Village de Eynesh (Gumusgun) sur les flancs du fleuve Euphrate
La rivière Euphrate passait devant notre village.
En 1914, les déportations ont commencé dans les région d’Erzurum, Van et Kharberd. Tous les jours, plus de deux-cent cadavres passaient sur l’Euphrate. Avec d’autres jeunes gens de mon âge, nous allions regarder passer les cadavres. Il en passait trente à quarante par heure.
Pendant six mois, nous ne voyions passer que des cadavres d’hommes. Puis, nous avons assisté au spectacle déchirant des cadavres de femmes, de jeunes et d’enfants. Nous avons ainsi vu passer le cadavre d’une femme et cinq enfants attachés à ses bras, ses pieds et sa poitrine.
Avec quelques hommes, mon père, le prêtre Hagop Boyadjian — Dieu ait son âme — a enterré quelques cadavres [lequel pouvait-on laisser ?]. Nuit et jour, il en passait plus de trois-cent. J’en ai été témoin. Je dois raconter ce que j’ai vu et que personne n’a encore raconté. Les ossements d’un million et demi de martyrs du peuple arménien vont me maudire…

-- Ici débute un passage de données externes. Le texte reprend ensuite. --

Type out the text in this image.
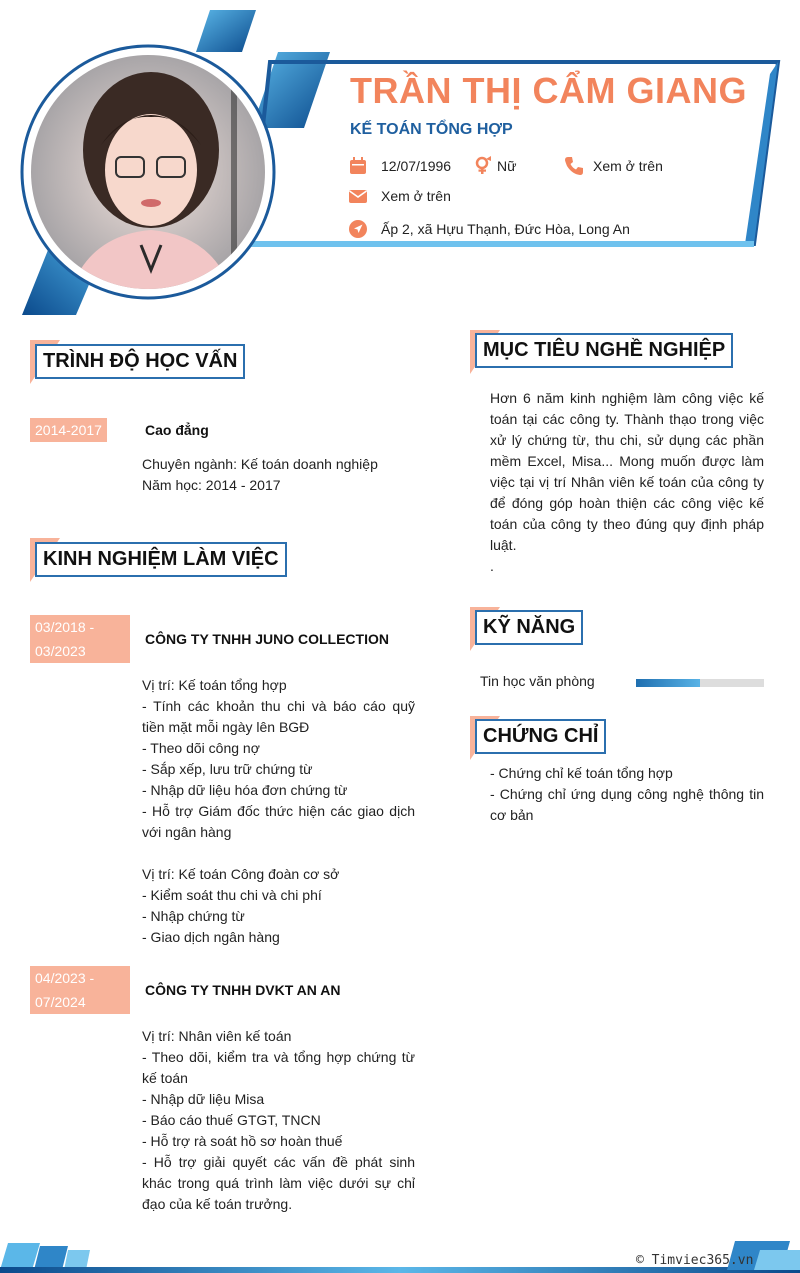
TRẦN THỊ CẨM GIANG
KẾ TOÁN TỔNG HỢP
12/07/1996	Nữ	Xem ở trên
Xem ở trên
Ấp 2, xã Hựu Thạnh, Đức Hòa, Long An
TRÌNH ĐỘ HỌC VẤN
2014-2017	Cao đẳng
Chuyên ngành: Kế toán doanh nghiệp
Năm học: 2014 - 2017
KINH NGHIỆM LÀM VIỆC
03/2018 -
03/2023
CÔNG TY TNHH JUNO COLLECTION
Vị trí: Kế toán tổng hợp
- Tính các khoản thu chi và báo cáo quỹ tiền mặt mỗi ngày lên BGĐ
- Theo dõi công nợ
- Sắp xếp, lưu trữ chứng từ
- Nhập dữ liệu hóa đơn chứng từ
- Hỗ trợ Giám đốc thức hiện các giao dịch với ngân hàng
Vị trí: Kế toán Công đoàn cơ sở
- Kiểm soát thu chi và chi phí
- Nhập chứng từ
- Giao dịch ngân hàng
04/2023 -
07/2024
CÔNG TY TNHH DVKT AN AN
Vị trí: Nhân viên kế toán
- Theo dõi, kiểm tra và tổng hợp chứng từ kế toán
- Nhập dữ liệu Misa
- Báo cáo thuế GTGT, TNCN
- Hỗ trợ rà soát hồ sơ hoàn thuế
- Hỗ trợ giải quyết các vấn đề phát sinh khác trong quá trình làm việc dưới sự chỉ đạo của kế toán trưởng.
MỤC TIÊU NGHỀ NGHIỆP
Hơn 6 năm kinh nghiệm làm công việc kế toán tại các công ty. Thành thạo trong việc xử lý chứng từ, thu chi, sử dụng các phần mềm Excel, Misa... Mong muốn được làm việc tại vị trí Nhân viên kế toán của công ty để đóng góp hoàn thiện các công việc kế toán của công ty theo đúng quy định pháp luật.
.
KỸ NĂNG
Tin học văn phòng
CHỨNG CHỈ
- Chứng chỉ kế toán tổng hợp
- Chứng chỉ ứng dụng công nghệ thông tin cơ bản
© Timviec365.vn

Mais la nation arménienne vivra pour l’éternité et le peuple turc, qui a massacré le peuple arménien et qui a violé nos vierges, sera un jour puni.
En 1915, la police est venue dans notre village. Elle a rassemblé les figures importantes et les a jetées en prison. Un mois plus tard, le chef de la police s’est rendu chez Keyvane Agha. Ils se sont mis à collecter des armes. Ils ont collecté environ une centaine de fusil de chasse. Ils cherchaient des armes de guerre pour torturer les hommes. Ils les torturaient de mille façons différentes. Dans notre famille, il y avait aussi un fusil de chasse. Mon frère est parti leur remettre. Pour torturer les hommes, ils les allongeaient et leur frappaient la plante des pieds avec des crosses. Il fallut deux personnes pour ramener mon frère : ils avaient ravagé la plante de ses pieds.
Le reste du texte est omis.